Furthermore, groups can be organized as closed groups or open groups. In closed groups, all CSOs start at the same time and no new members are enrolled, once the treatment has begun. An open group can start when a minimum of two members are enrolled in the study and new members are included continually until the maximum of group members has been reached. When testing CRAFT in a closed group format, Manuel et al. experienced challenges with the start-up, because it took up to one month to gather enough CSOs to start a group [
20]. Compared to closed groups, open groups can be joined without a waiting period. Furthermore, an open group format may create opportunities for senior members in the group to share experiences and advice with newcomers [
20]. However, an open group format may also be negatively affected by a constant influx and outflux of people in the group, in addition to not all group members receiving the sessions in a logical order.

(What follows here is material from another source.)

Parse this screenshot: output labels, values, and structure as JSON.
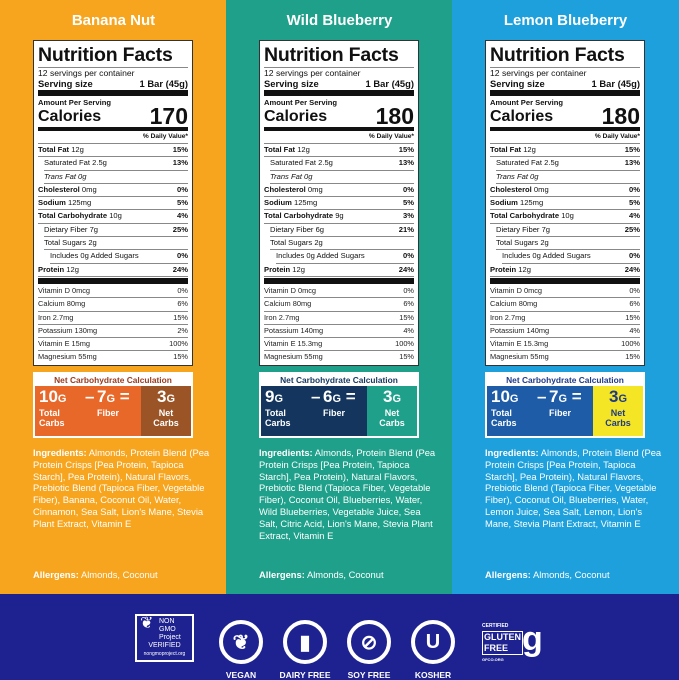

A general strength of group therapy, in proportion to individual and self-help, may be that the CSOs meet like-minded individuals and are able to share similar experiences and feelings and support each other.
Aim and hypotheses
The aim of this study is to implement CRAFT interventions into the daily routine of Danish community alcohol treatment centers, and investigate whether 6 week-individual CRAFT, 6 week-open group-based CRAFT or based on CRAFT self-help material only, is efficient in getting problem drinkers to seek treatment for their alcohol problems – and which of the three interventions (individual, group or self-directed CRAFT) is the most effective.
Hypotheses
1. CSOs, randomly assigned to either individual CRAFT or to open group CRAFT, will significantly more often be able to motivate their drinking relative to enter treatment compared to CSOs, randomly assigned to the control condition (self-directed CRAFT).
2. We hypothesize that six sessions of group CRAFT improve the quality of life and psychological functioning of CSOs significantly more than individual CRAFT and self-directed CRAFT.